Yoga movements for constipation

April 21, 2023
Nowadays, due to the lack of vitamins, water or exercise is too little, intestinal peristalsis will become slow, very easy to appear constipation phenomenon. Especially for women, constipation is more frequent if they are under pressure from study and work and are sedentary. So can doing yoga cure constipation? Constipation can practice what yoga movements to relieve it?

Can yoga cure constipation?

Yoga can help relieve constipation. Many yoga poses can enhance abdominal pressure, promote bowel movement and help accelerate the elimination of toxins and feces from the body. For example, the yoga bow pose, rotation pose, pigeon pose, etc., are good constipation treatment asanas.

Bow Pose for Constipation

Effect: It can enhance abdominal strength, increase abdominal pressure and promote bowel movement to excrete feces. Step1: Lie on the ground and grab your ankles with both hands. Inhale, lift the feet slowly. Step2: Exhale while tilting your head back, keeping your head and feet maximally lifted upward. After 2 deep breaths, inhale the body downward, exhale while relaxing the arms, return to the initial movement, and close your eyes to adjust your breath.

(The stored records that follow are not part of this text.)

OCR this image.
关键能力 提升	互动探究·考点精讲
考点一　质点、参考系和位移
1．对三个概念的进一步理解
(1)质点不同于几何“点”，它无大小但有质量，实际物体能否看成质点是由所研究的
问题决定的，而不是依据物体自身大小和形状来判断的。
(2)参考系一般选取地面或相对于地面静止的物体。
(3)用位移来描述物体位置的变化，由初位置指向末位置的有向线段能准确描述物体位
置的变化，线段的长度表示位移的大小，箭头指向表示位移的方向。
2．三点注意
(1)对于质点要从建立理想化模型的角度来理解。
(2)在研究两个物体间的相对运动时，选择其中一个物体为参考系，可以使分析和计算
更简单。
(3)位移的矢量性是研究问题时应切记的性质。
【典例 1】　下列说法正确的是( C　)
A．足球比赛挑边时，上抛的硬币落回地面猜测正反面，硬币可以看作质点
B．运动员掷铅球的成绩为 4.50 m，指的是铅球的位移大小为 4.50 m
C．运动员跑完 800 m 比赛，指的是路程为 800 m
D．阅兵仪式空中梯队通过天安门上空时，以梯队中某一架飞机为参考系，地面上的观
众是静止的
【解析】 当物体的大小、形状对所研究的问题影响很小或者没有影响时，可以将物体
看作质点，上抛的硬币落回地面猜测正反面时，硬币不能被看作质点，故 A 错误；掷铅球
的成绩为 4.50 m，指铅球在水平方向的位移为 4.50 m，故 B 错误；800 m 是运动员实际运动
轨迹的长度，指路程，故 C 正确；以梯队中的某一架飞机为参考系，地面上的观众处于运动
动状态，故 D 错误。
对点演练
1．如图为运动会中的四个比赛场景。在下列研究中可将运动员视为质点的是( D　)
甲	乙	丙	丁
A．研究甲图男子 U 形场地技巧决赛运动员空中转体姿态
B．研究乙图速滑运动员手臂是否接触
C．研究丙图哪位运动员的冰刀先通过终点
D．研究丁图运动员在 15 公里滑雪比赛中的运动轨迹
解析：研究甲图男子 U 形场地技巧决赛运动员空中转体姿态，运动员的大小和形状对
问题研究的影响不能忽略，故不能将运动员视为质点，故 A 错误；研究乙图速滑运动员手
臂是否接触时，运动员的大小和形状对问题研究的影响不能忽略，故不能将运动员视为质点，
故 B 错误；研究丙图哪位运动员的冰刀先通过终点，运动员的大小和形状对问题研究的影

Rotational pose for constipation

Effect: It strengthens the internal organs and enhances blood flow, while enhancing abdominal squeezing, which is effective in treating constipation, headache and body fatigue. Step1: Spread your legs shoulder-width apart, cross your fingers with both hands, reverse them and stretch them upwards over your head, and keep pushing them upwards. At this point, the eyes on the back of the hands. Step2: Exhale while bending the upper body to the left and then down. Step3: When the hands are close to the ground, take one deep breath. Then exhale, bend the upper body to the right side and then up. In this process, the arms and legs should not be bent. Change the action on one side and repeat the whole set of actions 3-5 times.

Pigeon pose for constipation

Effect: This action can stretch the abdomen, promote blood flow in the pelvis, and also help eliminate the flab in the rib cage. Step1: Sit down and extend your left leg backwards as far as possible. Step2: Grab your left foot with your left hand and exhale to lift your left foot up. Hold the posture and breathe deeply, each time you exhale pull the left foot to the side of the body a little until your limit. Then repeat the action on the other side.

Pelvic pose for constipation

Effect: This action can promote the excretion of intestinal waste, accelerate the flow of Qi and blood, and also promote the secretion of female hormones, which has a better effect on the treatment of infertility and dysmenorrhea. Step1: bright foot plate sitting opposite each other, cross your hands to pull the palms of your feet together to the body, knees on the ground. Step2: straighten the waist, inhale to keep the upper body straight, and then down, so that the abdomen as close as possible to the palms of the feet, feel the squeeze of the abdomen. Step3: Keep the chin, chest and abdomen as close to the ground as possible while tightening the anus and pausing for 2-3 breaths. Inhale as you lift your upper body to end the movement.